Three is a very important number in both big and little ways, running throughout our history and culture. We have the three little pigs who outwit the wicked wolf, the three ships of Christopher Columbus, the three ghosts that appear to Scrooge, the Three Wise Men, Musketeers and Stooges, and the three books that comprise the Lord of the Rings trilogy. On a spiritual level, in my faith, Catholicism, the Trinity is of central and utmost importance. In a deeply human sense, the addition of a child to a couple – “baby makes three” – creates a new form of family and fulfillment.
Yet there are less amusing and less empowering aspects associated with the number three. It is often said that when three children play together, two of them inevitably seem to bond, and the third feels left out. We have expressions for when a person feels that he or she is not needed or wanted – “three’s a crowd” and “a third wheel.” No one wants to feel like a third wheel – it’s very disempowering and just downright uncomfortable.
I experienced this discomfort myself while on a trip to India last year. I went with my friend Jack Newton, the owner of the fishing camp in Canada that we go to every summer. He is a lifelong devoted fisherman, so when we planned the trip, we knew it had to include fishing. On the trip, we spent three days in the north of India, fishing in the cold clear rivers that run down from the Himalayas. There lives a fabled fish, the golden mahseer. Rudyard Kipling wrote of the beauty, strength and tenacity of the mahseer.
We had an Indian guide, experienced in fishing for the mahseer, to help us. He and Jack immediately hit it off, as two experienced fisherman. Now I like fishing, but I don’t do it often and am a real amateur. So I began to feel left out, as though I wasn’t good enough. Those old feelings of insecurity and inadequacy that seem to lurk just below the surface emerged. I felt that I was the third wheel.
I think that Jack sensed this, and he and the guide took particular pains to make sure that I caught a mahseer.And I did catch a mahseer; not a big one, but it was every bit as beautiful and tenacious as Kipling said it was.

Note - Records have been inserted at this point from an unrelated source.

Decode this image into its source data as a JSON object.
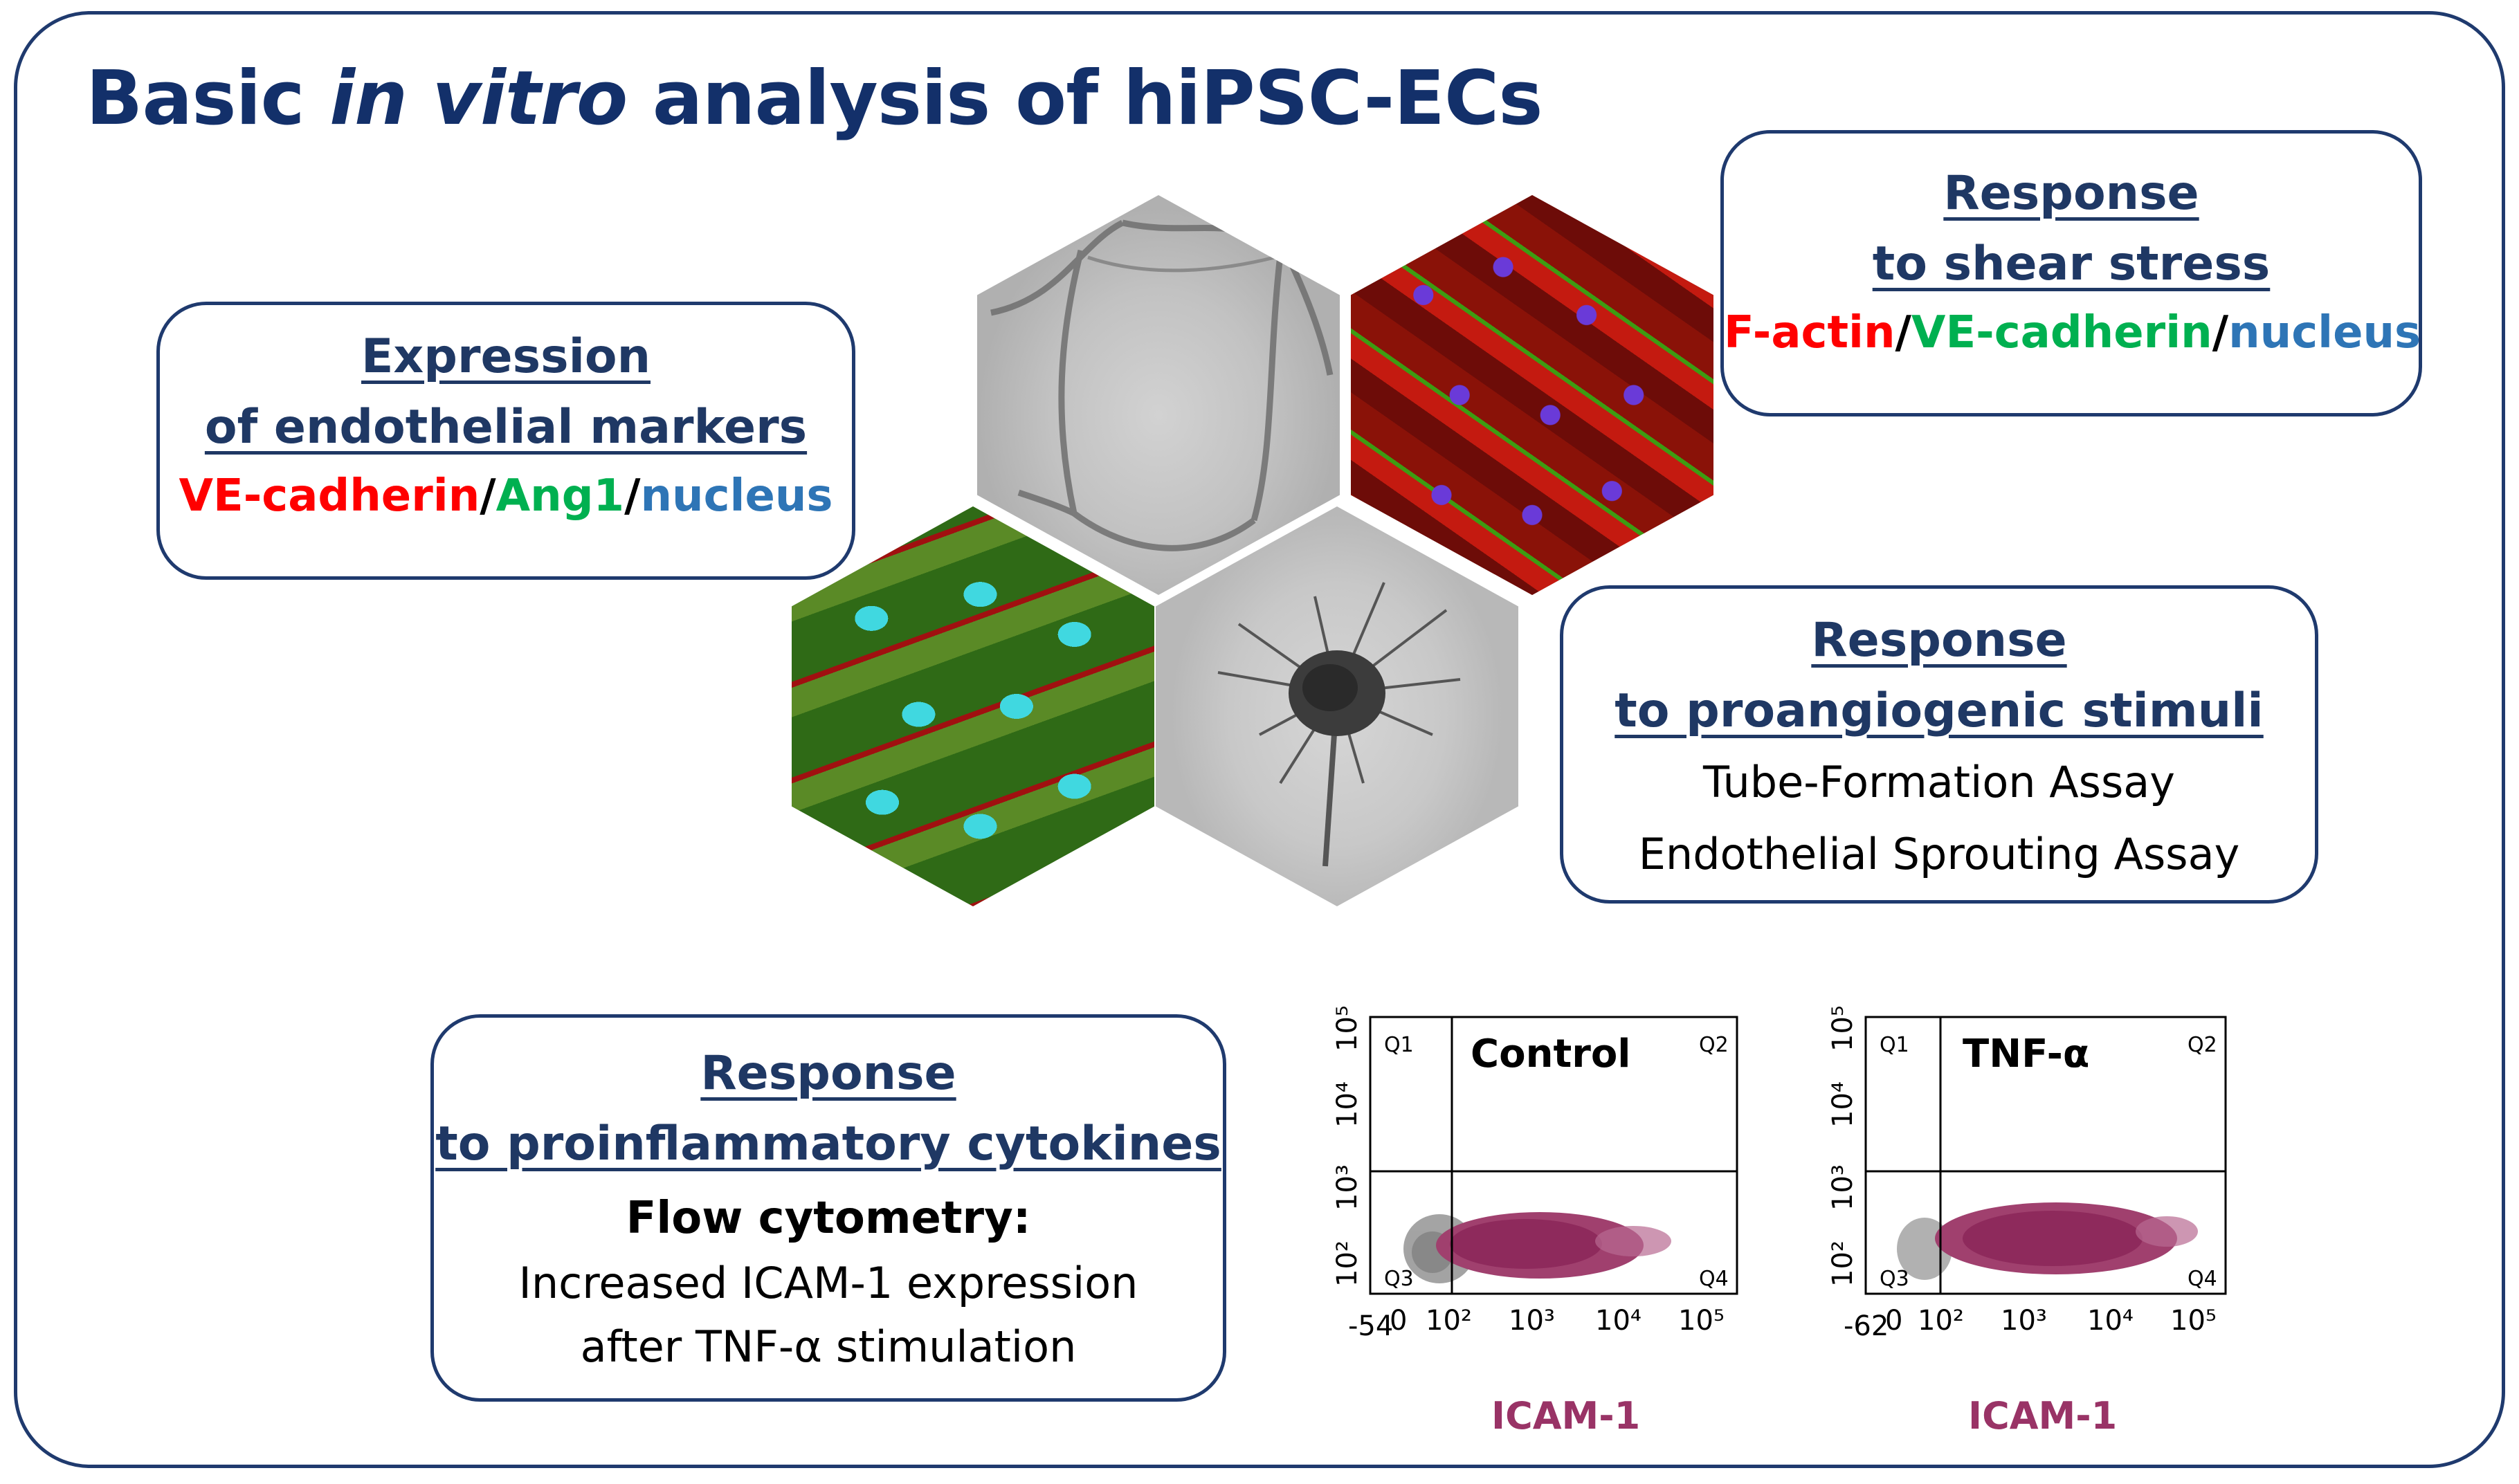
{
  "title": {
    "prefix": "Basic ",
    "italic": "in vitro",
    "suffix": " analysis of hiPSC-ECs"
  },
  "boxes": {
    "markers": {
      "heading1": "Expression",
      "heading2": "of endothelial markers",
      "stain": [
        "VE-cadherin",
        "/",
        "Ang1",
        "/",
        "nucleus"
      ]
    },
    "shear": {
      "heading1": "Response",
      "heading2": "to shear stress",
      "stain": [
        "F-actin",
        "/",
        "VE-cadherin",
        "/",
        "nucleus"
      ]
    },
    "proangiogenic": {
      "heading1": "Response",
      "heading2": "to proangiogenic stimuli",
      "line1": "Tube-Formation Assay",
      "line2": "Endothelial Sprouting Assay"
    },
    "proinflammatory": {
      "heading1": "Response",
      "heading2": "to proinflammatory cytokines",
      "bold_line": "Flow cytometry:",
      "line1": "Increased ICAM-1 expression",
      "line2": "after TNF-α stimulation"
    }
  },
  "colors": {
    "frame": "#1f3a6e",
    "title": "#13306a",
    "red": "#ff0000",
    "green": "#00b050",
    "blue": "#2e75b6",
    "dots": "#993366"
  },
  "plots": [
    {
      "title": "Control",
      "xlabel": "ICAM-1",
      "xmin_label": "-54",
      "quadrants": [
        "Q1",
        "Q2",
        "Q3",
        "Q4"
      ],
      "x_ticks": [
        "0",
        "10²",
        "10³",
        "10⁴",
        "10⁵"
      ],
      "y_ticks": [
        "10²",
        "10³",
        "10⁴",
        "10⁵"
      ]
    },
    {
      "title": "TNF-α",
      "xlabel": "ICAM-1",
      "xmin_label": "-62",
      "quadrants": [
        "Q1",
        "Q2",
        "Q3",
        "Q4"
      ],
      "x_ticks": [
        "0",
        "10²",
        "10³",
        "10⁴",
        "10⁵"
      ],
      "y_ticks": [
        "10²",
        "10³",
        "10⁴",
        "10⁵"
      ]
    }
  ]
}
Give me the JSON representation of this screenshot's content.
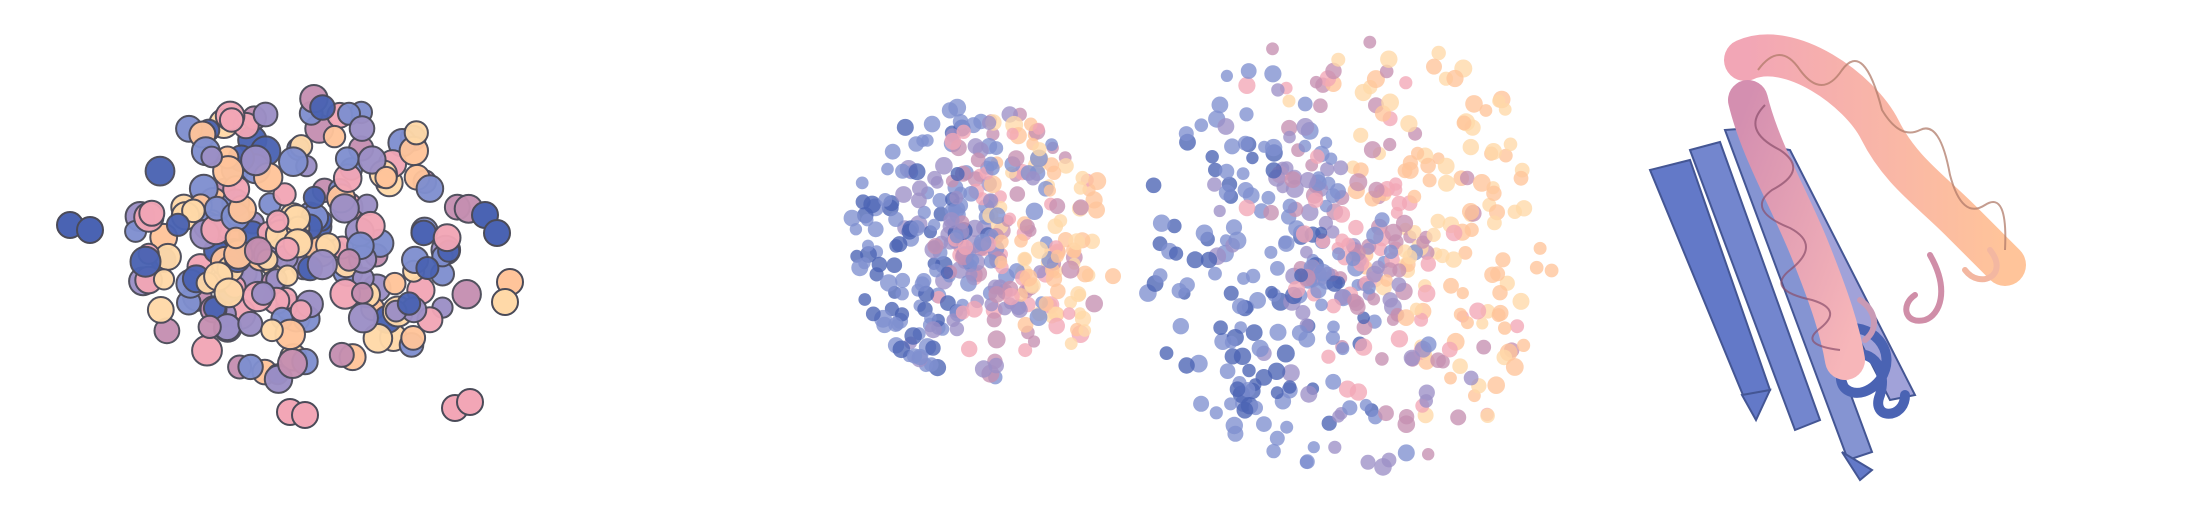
{
  "figure": {
    "panels": [
      {
        "id": "sphere-cloud-bold",
        "description_name": "outlined-sphere-cluster"
      },
      {
        "id": "sphere-cloud-soft-compact",
        "description_name": "soft-sphere-cluster-compact"
      },
      {
        "id": "sphere-cloud-soft-wide",
        "description_name": "soft-sphere-cluster-wide"
      },
      {
        "id": "protein-ribbon",
        "description_name": "protein-ribbon-structure"
      }
    ],
    "colors": {
      "blue": "#4a63b3",
      "periwinkle": "#7f8fd0",
      "lavender": "#9c8fc6",
      "mauve": "#c58fb1",
      "pink": "#f2a6b6",
      "peach": "#ffc49a",
      "cream": "#ffd9a8",
      "outline": "#4a4a58"
    }
  }
}
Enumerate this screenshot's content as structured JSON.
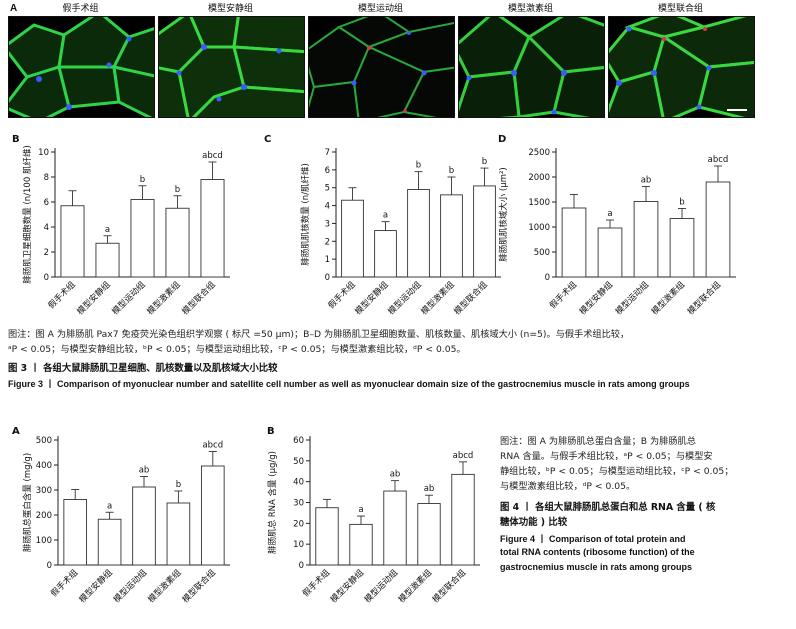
{
  "figure3": {
    "panel_a_letter": "A",
    "micrographs": [
      {
        "label": "假手术组"
      },
      {
        "label": "模型安静组"
      },
      {
        "label": "模型运动组"
      },
      {
        "label": "模型激素组"
      },
      {
        "label": "模型联合组"
      }
    ],
    "caption_line1": "图注：图 A 为腓肠肌 Pax7 免疫荧光染色组织学观察 ( 标尺 =50 μm)；B–D 为腓肠肌卫星细胞数量、肌核数量、肌核域大小 (n=5)。与假手术组比较，",
    "caption_line2": "ᵃP < 0.05；与模型安静组比较，ᵇP < 0.05；与模型运动组比较，ᶜP < 0.05；与模型激素组比较，ᵈP < 0.05。",
    "title_zh": "图 3 丨 各组大鼠腓肠肌卫星细胞、肌核数量以及肌核域大小比较",
    "title_en": "Figure 3 丨 Comparison of myonuclear number and satellite cell number as well as myonuclear domain size of the gastrocnemius muscle in rats among groups"
  },
  "figure4": {
    "caption_lines": [
      "图注：图 A 为腓肠肌总蛋白含量；B 为腓肠肌总",
      "RNA 含量。与假手术组比较，ᵃP < 0.05；与模型安",
      "静组比较，ᵇP < 0.05；与模型运动组比较，ᶜP < 0.05；",
      "与模型激素组比较，ᵈP < 0.05。"
    ],
    "title_zh_lines": [
      "图 4 丨 各组大鼠腓肠肌总蛋白和总 RNA 含量 ( 核",
      "糖体功能 ) 比较"
    ],
    "title_en_lines": [
      "Figure 4 丨 Comparison of total protein and",
      "total RNA contents (ribosome function) of the",
      "gastrocnemius muscle in rats among groups"
    ]
  },
  "chart_data": [
    {
      "id": "3B",
      "letter": "B",
      "type": "bar",
      "categories": [
        "假手术组",
        "模型安静组",
        "模型运动组",
        "模型激素组",
        "模型联合组"
      ],
      "values": [
        5.7,
        2.7,
        6.2,
        5.5,
        7.8
      ],
      "errors": [
        1.2,
        0.6,
        1.1,
        1.0,
        1.4
      ],
      "letters": [
        "",
        "a",
        "b",
        "b",
        "abcd"
      ],
      "ylabel": "腓肠肌卫星细胞数量 (n/100 肌纤维)",
      "ylim": [
        0,
        10
      ],
      "yticks": [
        0,
        2,
        4,
        6,
        8,
        10
      ]
    },
    {
      "id": "3C",
      "letter": "C",
      "type": "bar",
      "categories": [
        "假手术组",
        "模型安静组",
        "模型运动组",
        "模型激素组",
        "模型联合组"
      ],
      "values": [
        4.3,
        2.6,
        4.9,
        4.6,
        5.1
      ],
      "errors": [
        0.7,
        0.5,
        1.0,
        1.0,
        1.0
      ],
      "letters": [
        "",
        "a",
        "b",
        "b",
        "b"
      ],
      "ylabel": "腓肠肌肌核数量 (n/肌纤维)",
      "ylim": [
        0,
        7
      ],
      "yticks": [
        0,
        1,
        2,
        3,
        4,
        5,
        6,
        7
      ]
    },
    {
      "id": "3D",
      "letter": "D",
      "type": "bar",
      "categories": [
        "假手术组",
        "模型安静组",
        "模型运动组",
        "模型激素组",
        "模型联合组"
      ],
      "values": [
        1380,
        980,
        1510,
        1170,
        1900
      ],
      "errors": [
        270,
        160,
        300,
        200,
        320
      ],
      "letters": [
        "",
        "a",
        "ab",
        "b",
        "abcd"
      ],
      "ylabel": "腓肠肌肌核域大小 (μm²)",
      "ylim": [
        0,
        2500
      ],
      "yticks": [
        0,
        500,
        1000,
        1500,
        2000,
        2500
      ]
    },
    {
      "id": "4A",
      "letter": "A",
      "type": "bar",
      "categories": [
        "假手术组",
        "模型安静组",
        "模型运动组",
        "模型激素组",
        "模型联合组"
      ],
      "values": [
        262,
        183,
        312,
        248,
        396
      ],
      "errors": [
        40,
        28,
        42,
        48,
        58
      ],
      "letters": [
        "",
        "a",
        "ab",
        "b",
        "abcd"
      ],
      "ylabel": "腓肠肌总蛋白含量 (mg/g)",
      "ylim": [
        0,
        500
      ],
      "yticks": [
        0,
        100,
        200,
        300,
        400,
        500
      ]
    },
    {
      "id": "4B",
      "letter": "B",
      "type": "bar",
      "categories": [
        "假手术组",
        "模型安静组",
        "模型运动组",
        "模型激素组",
        "模型联合组"
      ],
      "values": [
        27.5,
        19.5,
        35.5,
        29.5,
        43.5
      ],
      "errors": [
        4.0,
        4.0,
        5.0,
        4.0,
        6.0
      ],
      "letters": [
        "",
        "a",
        "ab",
        "ab",
        "abcd"
      ],
      "ylabel": "腓肠肌总 RNA 含量 (μg/g)",
      "ylim": [
        0,
        60
      ],
      "yticks": [
        0,
        10,
        20,
        30,
        40,
        50,
        60
      ]
    }
  ]
}
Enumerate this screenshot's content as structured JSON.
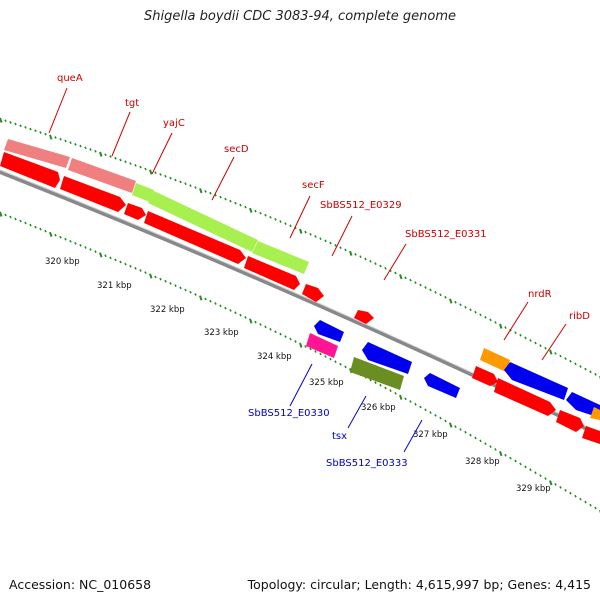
{
  "title": "Shigella boydii CDC 3083-94, complete genome",
  "footer": {
    "accession": "Accession: NC_010658",
    "summary": "Topology: circular; Length: 4,615,997 bp; Genes: 4,415"
  },
  "colors": {
    "backbone": "#8c8c8c",
    "tick_dots": "#228b22",
    "label_forward": "#cc0000",
    "label_reverse": "#0000cc",
    "gene_red": "#ff0000",
    "gene_pink": "#f08080",
    "gene_lime": "#a8f050",
    "gene_blue": "#0000ee",
    "gene_magenta": "#ff1493",
    "gene_olive": "#6b8e23",
    "gene_orange": "#ff9900"
  },
  "kbp_labels": [
    "320 kbp",
    "321 kbp",
    "322 kbp",
    "323 kbp",
    "324 kbp",
    "325 kbp",
    "326 kbp",
    "327 kbp",
    "328 kbp",
    "329 kbp"
  ],
  "gene_labels_top": [
    "queA",
    "tgt",
    "yajC",
    "secD",
    "secF",
    "SbBS512_E0329",
    "SbBS512_E0331",
    "nrdR",
    "ribD"
  ],
  "gene_labels_bottom": [
    "SbBS512_E0330",
    "tsx",
    "SbBS512_E0333"
  ]
}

Afterward, I reflected on the experience. I recalled something I heard a wise person share with an audience years ago. He said that he, like everyone else, experienced feelings of fear, guilt, anger and self-doubt. “But,” he said, “I don’t water them.” I learned from him that it is not very productive to brood about something, which only makes it worse. So I didn’t wallow in my feelings of being left out, and ended up having a fine time fishing in India.
In the wonderfully wise piece of writing, the Desiderata, the author says, “If you compare yourself with others, you may become vain or bitter, for always there will be greater and lesser persons than yourself.”
I understand the wisdom of that advice. It’s a sort of cheap win to look at those who can do less than you can do, and feel proud and superior. And it sure is not very productive to look at those who excel at something and then to discount oneself for not being as good as they are.
I came to see that there are fishermen who are better than me, and fishermen who are worse. It doesn’t help to compare myself to either group. I guess I just have to strive to be the best fisherman – and person – that I can be.